Photo by Matt Stensland
John Gillette, a dancer with From the Top, formerly Motion Underground, pumps up a crowd of Steamboat Springs Middle School students during a dance demonstration and workshop Friday. Steamboat Dance Theatre sponsored the school outreach program as well as a free community workshop at noon at Bud Werner Memorial Library.
Friday, September 30, 2011
- Saturday, October 1, 2011, noon to 1 p.m.
- Bud Werner Memorial Library, 1289 Lincoln Ave., Steamboat Springs
Steamboat Springs There were more than 100 sixth-graders packed into the Steamboat Springs Middle School gymnasium Friday afternoon, but as they danced, the only thing they had in common were their smiles.
They each moved in their own way through the hip-hop dance they were learning, some flailing their arms and others standing confused by the fancy footwork.
By the end of the 45-minute workshop with Denver dance troupe From the Top, not everyone had mastered the combination, but that wasn’t really the point.
“Dancing is a like a fingerprint,” From the Top dancer John Gillette said. “Everyone has a fingerprint, but no two are the same.”

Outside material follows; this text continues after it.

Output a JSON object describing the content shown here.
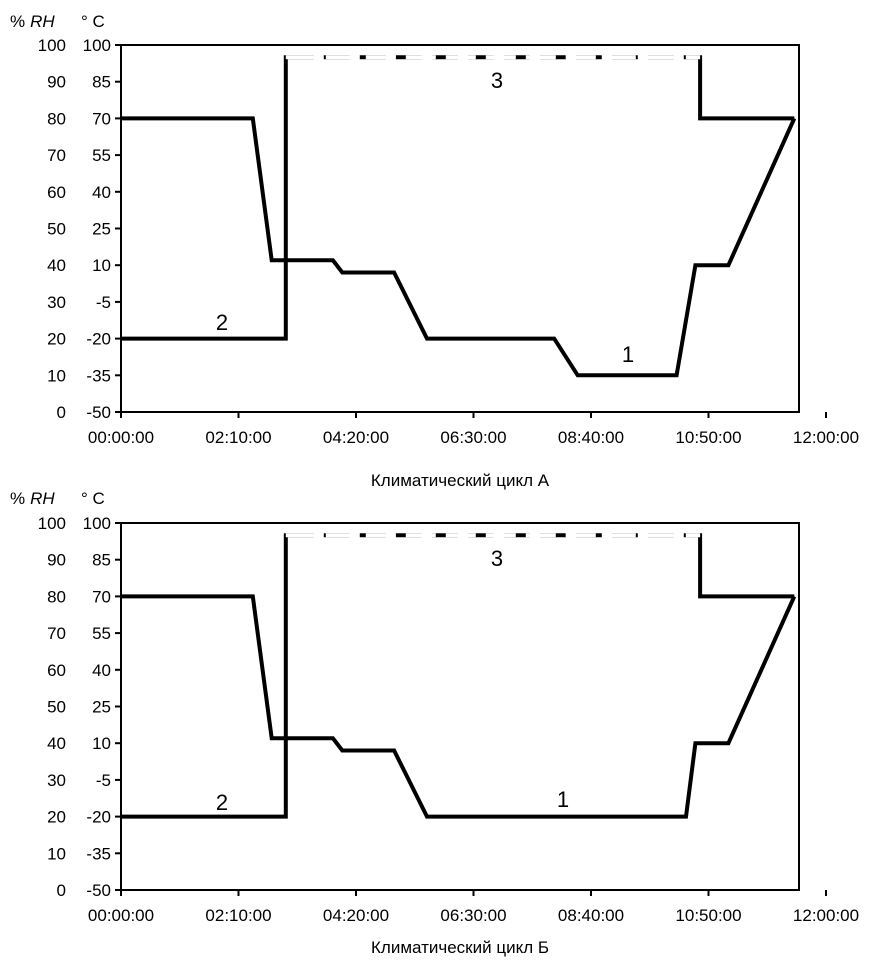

Along with his six fellow dancers, Gillette stood before the sixth-graders with his flat-brim hat cocked to the side and a microphone in his hands, energetically directing the crowd of giggling preteens along to the synth-pop sound of a Chris Brown song.
Gillette said he sometimes has a hard time watching the children dance for fear he’ll get emotional in front of them.

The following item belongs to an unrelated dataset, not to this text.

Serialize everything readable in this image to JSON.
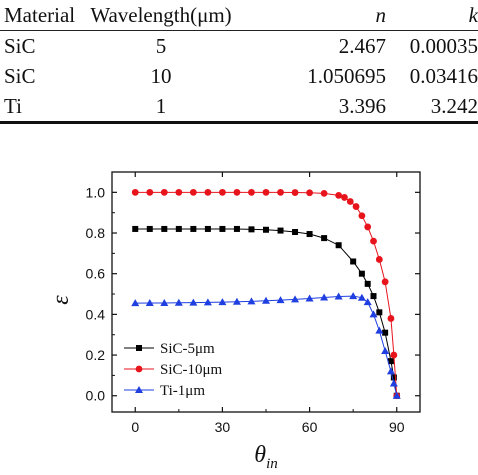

“They inspire us more than we inspire them,” he said about leading dance workshops for students.
“We love it. It’s absolutely so good for the soul.”
From the Top, formerly known as Motion Underground, traveled to Steamboat this weekend as part of a school and community outreach effort by local nonprofit Steamboat Dance Theatre.
Tiana Buschmann, Steamboat Dance Theatre’s vice-president and former Motion Underground dancer, said the recent Annual Concert performances have raised enough money to restart the School Outreach Program, which she said fell by the wayside about a decade ago.
On Friday, From the Top led programs with middle and high school students and will offer a free community workshop at noon Saturday at Library Hall at Bud Werner Memorial Library.
“It’s a positive experience for the youth to learn about dance, culture and music,” Buschmann said. “No matter what you do, you will always be exposed to dance — at weddings, bar mitzvahs and fitness classes. It’s just a part of our culture.”
Hip-hop gets a lot of attention in mainstream media, which portrays a glitzy and glamorous urban cultural movement. But the seven dancers of From the Top, in their T-shirts, jeans and sneakers, wanted to bring a more positive image of hip-hop to Steamboat students.
Dancer Asad Clinton said hip-hop brings a message of individuality and empowerment.
“You can always relate it back to yourself,” Clinton said.
Even after the workshop, the students each had their own take on what had just transpired, and every one of them was out of breath.
“I liked how they were like pros, and they taught it to us like it was easy,” student Amanda Walker said.
The hip-hop theme also provided a level of accessibility for many of the sixth-grade boys, who were putting their all into the dance right alongside the girls.
“Hip-hop is actually really nice,” student Tristen Opper said. “I loved the dance class. And I’m not really a dance type of guy.”
One of his classmates, Ashley Spiegel, has taken dance classes before but said she enjoyed being in the gym with all of her friends.
“It was really fun,” Ashley said, “because we all did it together.”